I'm attempting this question below, I understand the method when its squared but not cubed. I evaluated $a^2 + b^2 + c^2$ as $(a + b + c)^2 -2(ab + ac + bc)$. I tried to obtain the answer by guess and check, changing a few of the powers around to try and work backwards but to no success. The answer for the question below is 23, and based upon the responses provided $a^4 + b^4 + c^4$ should be a breeze also? Thanks
Q: $x^3 - 2x^2 - 3x + 1 = 0$
$a^3 + b^3 +c^3 =?$
On
$$x^3+1=2x^2+3x$$
Cubing both sides $$(x^3+1)^3=(2x^2+3x)^3=(2x^2)^3+(3x)^3+3(2x^2)(3x)(2x^2+3x)$$
Setting $x^3=y$ $$(y+1)^3=8y^2+27y+18y(y+1)$$
$$\iff y^3+y^2(3-8-18)+y(\cdots)+\cdots=0$$ whose roots are $a^3,b^3,c^3$
$$a^3+b^3+c^3=\dfrac{23}1$$
On
By Vieta's formulas: $$a+b+c=2, ab+bc+ca=-3, abc=-1.$$ Then you can use the formulas: $$\begin{align}A=a^2+b^2+c^2&=(a+b+c)^2-2(ab+bc+ca)=\\ &=2^2-2(-3)=\\ &=10.\end{align}$$ $$\begin{align}B=a^3+b^3+c^3&=(a+b+c)(a^2+b^2+c^2-ab-bc-ca)+3abc=\\ &=(a+b+c)[(a+b+c)^2-3(ab+bc+ca)]+3abc=\\ &=2(2^2-3(-3))+3(-1)=\\ &=23.\end{align}$$ $$\begin{align}C=a^4+b^4+c^4&=(a^2+b^2+c^2)^2-2(a^2b^2+b^2c^2+c^2a^2)=\\ &=A^2-2[(ab+bc+ca)^2-2abc(a+b+c)]=\\ &=10^2-2[(-3)^2-2(-1)2]=\\ &=126.\end{align}$$ $$\begin{align}D=a^5+b^5+c^5&=(a+b+c)^5-\\ & \ \ \ \ \ \ 5(a+b)(b+c)(c+a)(a^2+b^2+c^2+ab+bc+ca)=\\ &=2^5-\frac{5[(a+b+c)^3-a^3-b^3-c^3]}{3}(a^2+b^2+c^2+ab+bc+ca)=\\ &=2^5-\frac{5[2^3-B]}{3}(A+(-3))=\\ &=2^5-\frac{5[-15]}{3}(7)=\\ &=207.\end{align}$$
I suggest that you check this out: https://en.m.wikipedia.org/wiki/Newton%27s_identities
Now, the idea, as you guess, is to write $a^3+b^3+c^3$ as a function of the symmetric elementary polynomials.

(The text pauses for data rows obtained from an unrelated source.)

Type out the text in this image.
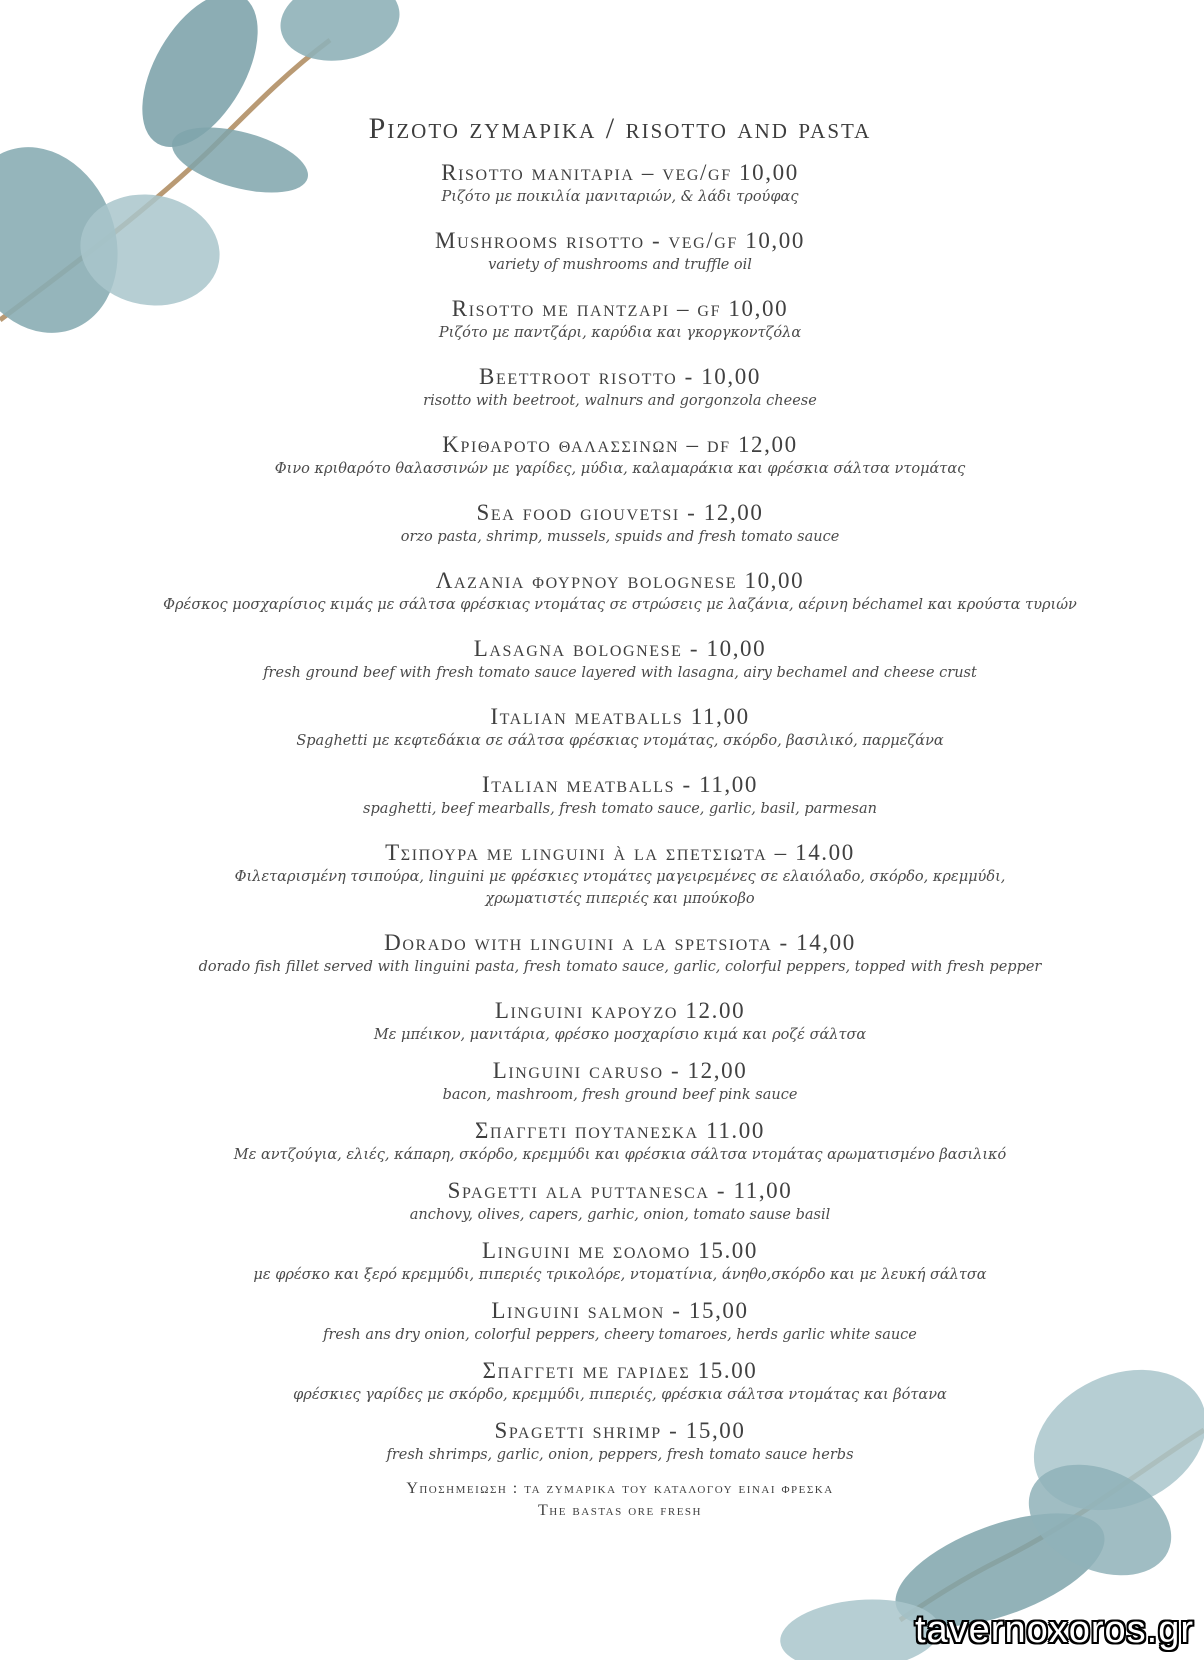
Pizoto zymapika / risotto and pasta
Risotto manitapia – veg/gf 10,00
Ριζότο με ποικιλία μανιταριών, & λάδι τρούφας
Mushrooms risotto - veg/gf 10,00
variety of mushrooms and truffle oil
Risotto με παντζαρι – gf 10,00
Ριζότο με παντζάρι, καρύδια και γκοργκοντζόλα
Beettroot risotto - 10,00
risotto with beetroot, walnurs and gorgonzola cheese
Κριθαροτο θαλασσινων – df 12,00
Φινο κριθαρότο θαλασσινών με γαρίδες, μύδια, καλαμαράκια και φρέσκια σάλτσα ντομάτας
Sea food giouvetsi - 12,00
orzo pasta, shrimp, mussels, spuids and fresh tomato sauce
Λαζανια φουρνου bolognese 10,00
Φρέσκος μοσχαρίσιος κιμάς με σάλτσα φρέσκιας ντομάτας σε στρώσεις με λαζάνια, αέρινη béchamel και κρούστα τυριών
Lasagna bolognese - 10,00
fresh ground beef with fresh tomato sauce layered with lasagna, airy bechamel and cheese crust
Italian meatballs 11,00
Spaghetti με κεφτεδάκια σε σάλτσα φρέσκιας ντομάτας, σκόρδο, βασιλικό, παρμεζάνα
Italian meatballs - 11,00
spaghetti, beef mearballs, fresh tomato sauce, garlic, basil, parmesan
Τσιπουρα με linguini à la σπετσιωτα – 14.00
Φιλεταρισμένη τσιπούρα, linguini με φρέσκιες ντομάτες μαγειρεμένες σε ελαιόλαδο, σκόρδο, κρεμμύδι,
χρωματιστές πιπεριές και μπούκοβο
Dorado with linguini a la spetsiota - 14,00
dorado fish fillet served with linguini pasta, fresh tomato sauce, garlic, colorful peppers, topped with fresh pepper
Linguini καρουζο 12.00
Με μπέικον, μανιτάρια, φρέσκο μοσχαρίσιο κιμά και ροζέ σάλτσα
Linguini caruso - 12,00
bacon, mashroom, fresh ground beef pink sauce
Σπαγγετι πουτανεσκα 11.00
Με αντζούγια, ελιές, κάπαρη, σκόρδο, κρεμμύδι και φρέσκια σάλτσα ντομάτας αρωματισμένο βασιλικό
Spagetti ala puttanesca - 11,00
anchovy, olives, capers, garhic, onion, tomato sause basil
Linguini με σολομο 15.00
με φρέσκο και ξερό κρεμμύδι, πιπεριές τρικολόρε, ντοματίνια, άνηθο,σκόρδο και με λευκή σάλτσα
Linguini salmon - 15,00
fresh ans dry onion, colorful peppers, cheery tomaroes, herds garlic white sauce
Σπαγγετι με γαριδες 15.00
φρέσκιες γαρίδες με σκόρδο, κρεμμύδι, πιπεριές, φρέσκια σάλτσα ντομάτας και βότανα
Spagetti shrimp - 15,00
fresh shrimps, garlic, onion, peppers, fresh tomato sauce herbs
Υποσημειωση : τα ζυμαρικα του καταλογου ειναι φρεσκα
The bastas ore fresh
tavernoxoros.gr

Now, $a^3=2a^2+3a-1$, same for $b,c$.
Thus $a^3+b^3+c^3=2(a^2+b^2+c^2)+3(a+b+c)-3$, hence $a^3+b^3+c^3=2(a+b+c)^2+3(a+b+c)-4(ab+bc+ca)-3$.
Finally, $a^3+b^3+c^3=2*(2)^2+3*(2)-4*(-3)-3=23$.